Отблески бесед с Ильичем.
В двадцатых числах января 1918 г. я приехал в Петроград, переполненный стихией восстания. В первый же день я отправился к Ильичу поделиться с ним своими переживаниями и планами.
Как сейчас помню: Смольный со сторожко выдвинутыми жерлами пушек. Длинный, запутанный коридор, в конце которого приемная к председателю Совнаркома. Поперек приемной (какой-то нелепой комнаты) ходит громадного роста латыш-красногвардеец, зорко следящий, чтобы никто не проник за охраняемую дверь без соответствующего пропуска. Вхожу. Небольшая комнатенка. Письменный стол (вроде кухонного) с набросанными книгами, газетами и рукописями. Недоеденный кусок черного хлеба. Несколько простых венских стульев... Обстановка более чем убогая. Даже в рабочей квартире она часто куда лучше, чем у главы государства, в дворце революции, в Смольном.
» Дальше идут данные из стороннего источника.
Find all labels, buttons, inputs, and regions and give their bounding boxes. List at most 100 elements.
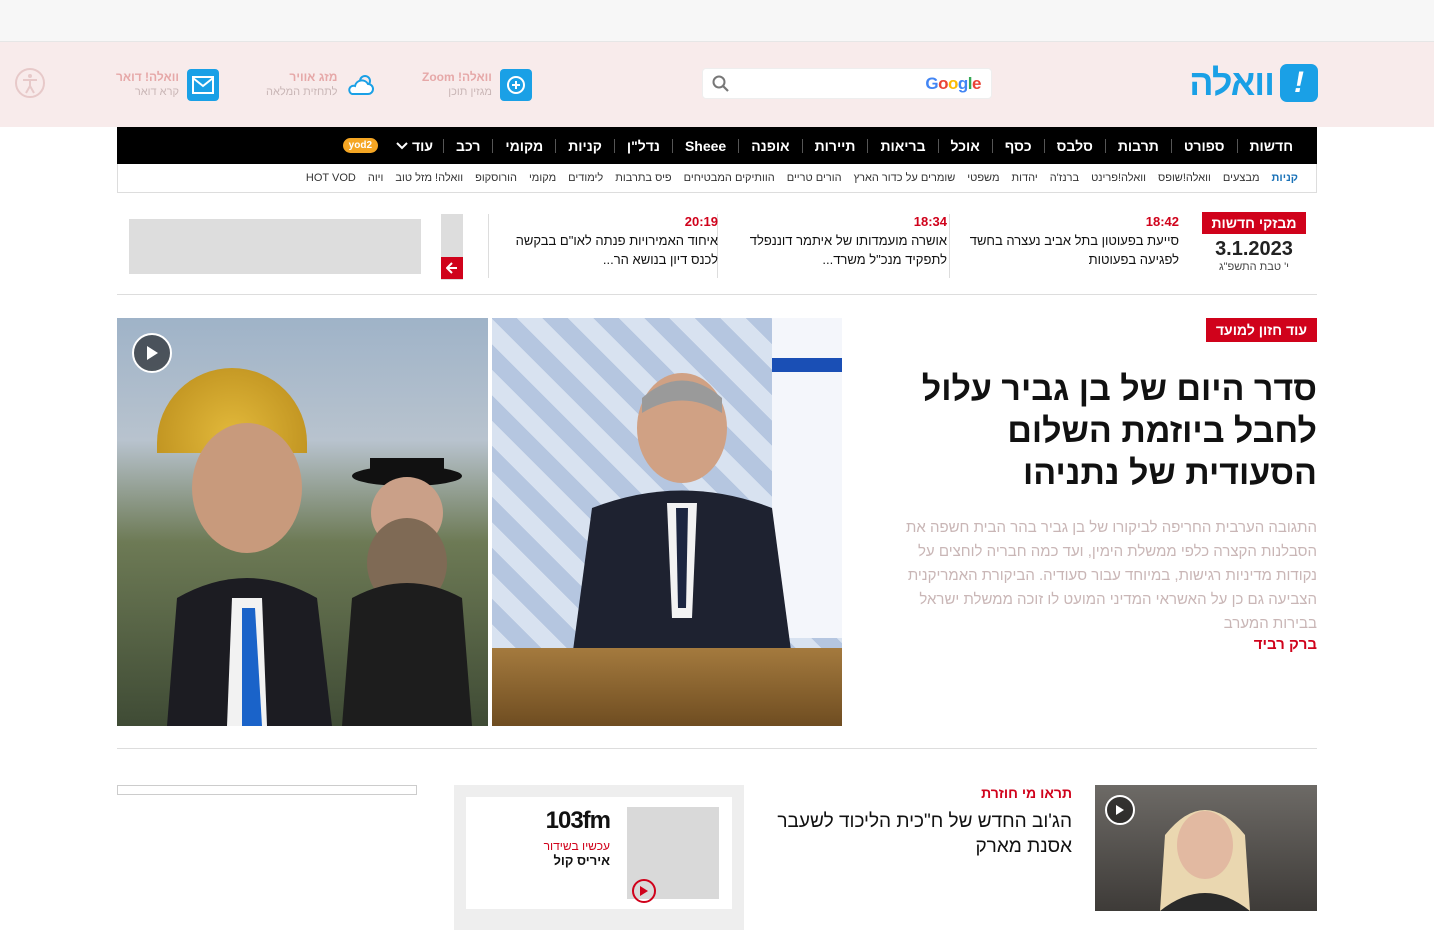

У стола, кутаясь в пальто, сидел Ильич. Вождь рабочих не отличался эффектной, позистой внешностью, которая присуща выдающимся представителям бывших командующих классов. Серенький, как сер наш пролетарий, наш мужик, он поражал лишь навсегда запоминающейся прекрасной головой и непередаваемой игрой своих особенных, «ильичевских» глаз...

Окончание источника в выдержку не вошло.